The current world, however, has moved beyond the us-against-them polarities of the
Cold War, and into the increasingly complex political questions raised by globalization,
international recession, bank bailouts, and austerity measures imposed upon the middle and
working classes. A renewed conversation about the just and proper distribution of goods and
economic resources within “late capitalism” is taking place in both the halls of politics and in
many American churches. Americans have become increasingly polarized on the question of the
social goods that can be achieved by the “free market” system, and as a result some
(especially “Emergent”) Christians have begun to explore and even experiment with long-
suppressed options such as monastic communalism, charitable collectivism, voluntary poverty,
and Christian socialism.
As American clergy and laity return to wrestling with these questions, the vision of the
Apostolic church set forth in Acts 4:34-35 has become increasingly central. Especially in online
forums, from blogs to comments sections to facebook, the proper meaning and interpretation of
Acts 4, and the demands it places upon contemporary believers, has become a central issue for
how Christians are to proceed in the current economic tumult.

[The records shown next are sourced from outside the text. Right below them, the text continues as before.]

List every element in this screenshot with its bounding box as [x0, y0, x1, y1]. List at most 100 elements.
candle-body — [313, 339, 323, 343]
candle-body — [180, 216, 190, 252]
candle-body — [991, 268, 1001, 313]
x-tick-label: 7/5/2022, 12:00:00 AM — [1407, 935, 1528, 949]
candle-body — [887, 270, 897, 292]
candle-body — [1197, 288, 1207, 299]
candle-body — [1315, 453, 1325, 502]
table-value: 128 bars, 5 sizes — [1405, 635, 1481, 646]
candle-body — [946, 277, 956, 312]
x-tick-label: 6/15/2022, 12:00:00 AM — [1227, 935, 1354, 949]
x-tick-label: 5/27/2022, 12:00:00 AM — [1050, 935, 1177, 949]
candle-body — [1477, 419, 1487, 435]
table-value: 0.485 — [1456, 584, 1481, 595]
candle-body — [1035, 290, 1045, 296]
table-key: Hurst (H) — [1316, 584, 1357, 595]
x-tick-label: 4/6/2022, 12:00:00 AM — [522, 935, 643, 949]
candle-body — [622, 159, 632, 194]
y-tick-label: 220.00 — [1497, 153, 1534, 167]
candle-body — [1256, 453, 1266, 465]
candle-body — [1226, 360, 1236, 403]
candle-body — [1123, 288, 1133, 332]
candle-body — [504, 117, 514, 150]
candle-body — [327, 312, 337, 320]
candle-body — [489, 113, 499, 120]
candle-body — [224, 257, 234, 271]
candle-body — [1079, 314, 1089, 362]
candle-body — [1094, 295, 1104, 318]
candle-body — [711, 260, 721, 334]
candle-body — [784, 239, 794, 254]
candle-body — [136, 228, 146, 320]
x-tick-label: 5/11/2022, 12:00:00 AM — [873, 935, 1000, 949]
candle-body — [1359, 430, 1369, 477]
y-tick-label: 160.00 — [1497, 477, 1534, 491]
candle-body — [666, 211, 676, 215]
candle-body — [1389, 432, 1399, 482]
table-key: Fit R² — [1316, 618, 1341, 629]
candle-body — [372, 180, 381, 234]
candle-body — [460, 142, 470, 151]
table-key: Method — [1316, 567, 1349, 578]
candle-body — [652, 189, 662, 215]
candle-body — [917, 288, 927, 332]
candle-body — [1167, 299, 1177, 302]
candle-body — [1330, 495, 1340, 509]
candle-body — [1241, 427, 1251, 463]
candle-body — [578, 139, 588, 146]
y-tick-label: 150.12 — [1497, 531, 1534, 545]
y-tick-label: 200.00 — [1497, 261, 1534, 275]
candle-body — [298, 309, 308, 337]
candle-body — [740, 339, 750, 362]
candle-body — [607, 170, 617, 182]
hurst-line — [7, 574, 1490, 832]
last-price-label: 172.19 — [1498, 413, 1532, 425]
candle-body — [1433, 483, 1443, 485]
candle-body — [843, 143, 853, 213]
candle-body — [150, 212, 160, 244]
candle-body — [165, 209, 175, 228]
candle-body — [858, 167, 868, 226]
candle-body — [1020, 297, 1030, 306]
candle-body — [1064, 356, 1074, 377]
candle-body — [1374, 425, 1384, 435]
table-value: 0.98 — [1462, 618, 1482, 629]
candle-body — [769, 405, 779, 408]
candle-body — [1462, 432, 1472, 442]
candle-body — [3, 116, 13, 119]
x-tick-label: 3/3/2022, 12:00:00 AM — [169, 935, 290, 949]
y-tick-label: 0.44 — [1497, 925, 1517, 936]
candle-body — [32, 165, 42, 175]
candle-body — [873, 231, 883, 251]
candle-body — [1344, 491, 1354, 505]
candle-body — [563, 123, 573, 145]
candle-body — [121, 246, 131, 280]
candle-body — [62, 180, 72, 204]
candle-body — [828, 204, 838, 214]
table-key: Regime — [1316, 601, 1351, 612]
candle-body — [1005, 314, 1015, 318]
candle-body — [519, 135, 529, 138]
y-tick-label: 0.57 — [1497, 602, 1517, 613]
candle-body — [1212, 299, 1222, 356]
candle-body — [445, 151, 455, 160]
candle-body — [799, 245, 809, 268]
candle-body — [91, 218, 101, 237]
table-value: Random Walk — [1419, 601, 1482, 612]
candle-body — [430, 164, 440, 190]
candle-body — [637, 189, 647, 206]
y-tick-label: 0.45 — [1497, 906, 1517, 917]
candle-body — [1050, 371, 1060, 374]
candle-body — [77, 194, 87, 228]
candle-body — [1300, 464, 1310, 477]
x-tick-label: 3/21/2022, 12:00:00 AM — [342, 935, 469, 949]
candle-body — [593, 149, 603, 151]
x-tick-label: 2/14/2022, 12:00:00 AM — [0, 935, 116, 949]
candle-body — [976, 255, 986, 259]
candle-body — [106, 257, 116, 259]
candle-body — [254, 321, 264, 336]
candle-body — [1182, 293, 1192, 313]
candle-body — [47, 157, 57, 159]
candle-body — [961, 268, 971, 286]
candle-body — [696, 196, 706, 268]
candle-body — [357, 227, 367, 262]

This paper will look at two of the most popular and influential study Bibles in America
currently, The Life Application Study Bible and the Stewardship Study Bible, and analyze the
editorial rhetorics used to shape readers’ interpretation of the demands and possibilities offered
by Acts 4. It will be argued that, far from presenting a neutral clarification of the Scripture,
which authorizes readers to “judge for themselves,” these editorial emendations instead are
designed to exert a powerful though subtle ideological pressure, shaping and limiting the
theological imaginations of the audience. Arising from these observations, it will be suggested
that these sorts of ideological emendations are by no means accidental, but rather serve a specific
function within a wider political and economic arena, where Bible publishing occurs in a space
that is increasingly beholden to the interests of global capital, and less and less to “the Gospel,”
as that term has been traditionally understood.